Acadia National Park
With about 49,000 acres of protected forests, beaches, mountains, and rocky coastline, Acadia National Park is the second-most-visited national park in America (after the Great Smoky Mountains National Park). According to the National Park Service, 2 million people visit Acadia each year. The park holds some of the most spectacular scenery on the Eastern Seaboard: a rugged coastline of surf-pounded granite and an interior graced by sculpted mountains, quiet ponds, and lush deciduous forests. Cadillac Mountain (named after a Frenchman who explored here in the late 1600s and later founded Detroit), the highest point of land on the East Coast, dominates the park. Although it's rugged, the park also has graceful stone bridges, miles of carriage roads (popular with walkers, runners, and bikers as well as horse-drawn carriages), and the Jordan Pond House restaurant (famous for its popovers).
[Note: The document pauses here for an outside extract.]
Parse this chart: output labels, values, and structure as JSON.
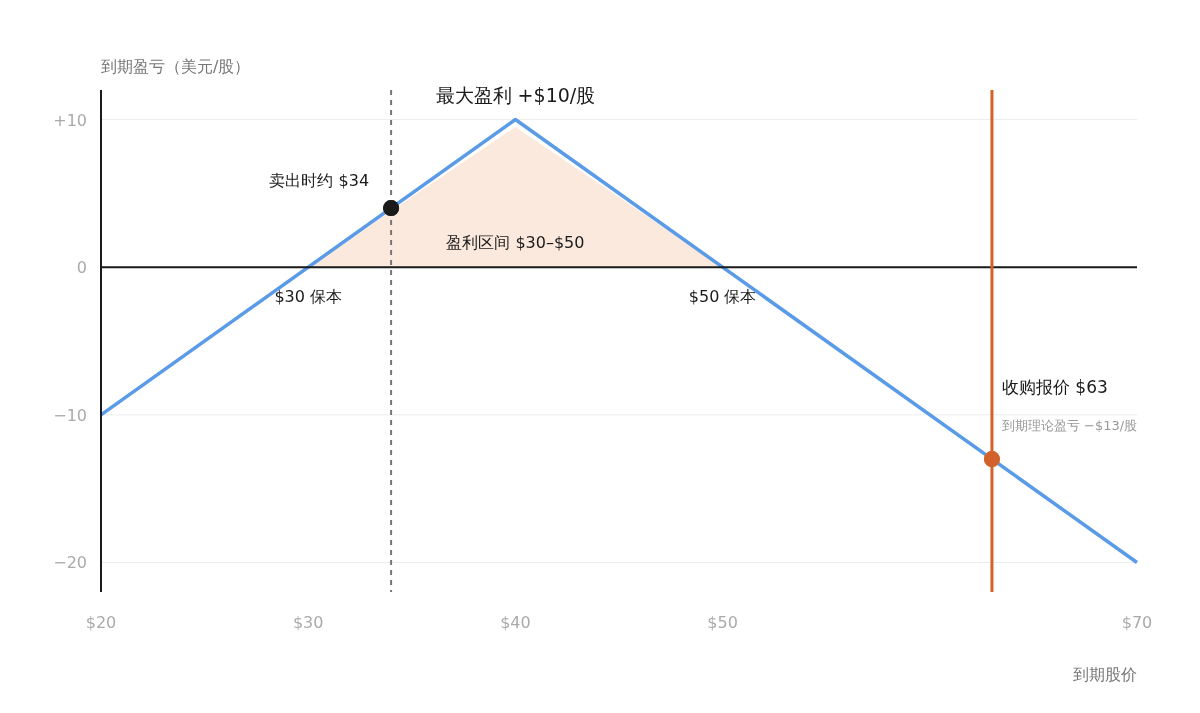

The 27-mile Park Loop Road provides an excellent introduction, but to truly appreciate the park you must get off the main road and experience it by walking, hiking, biking, sea kayaking, or taking a carriage ride. If you get off the beaten path, you can find places you'll have practically to yourself. Mount Desert Island was once a preserve of summer homes for the very rich (and still is for some), and, because of this, Acadia is the first national park in the United States that was largely created by donations of private land. There are two smaller parts of the park: on Isle au Haut, 15 miles away out in the ocean, and on the Schoodic Peninsula, on the mainland across Frenchman Bay from Mt. Desert.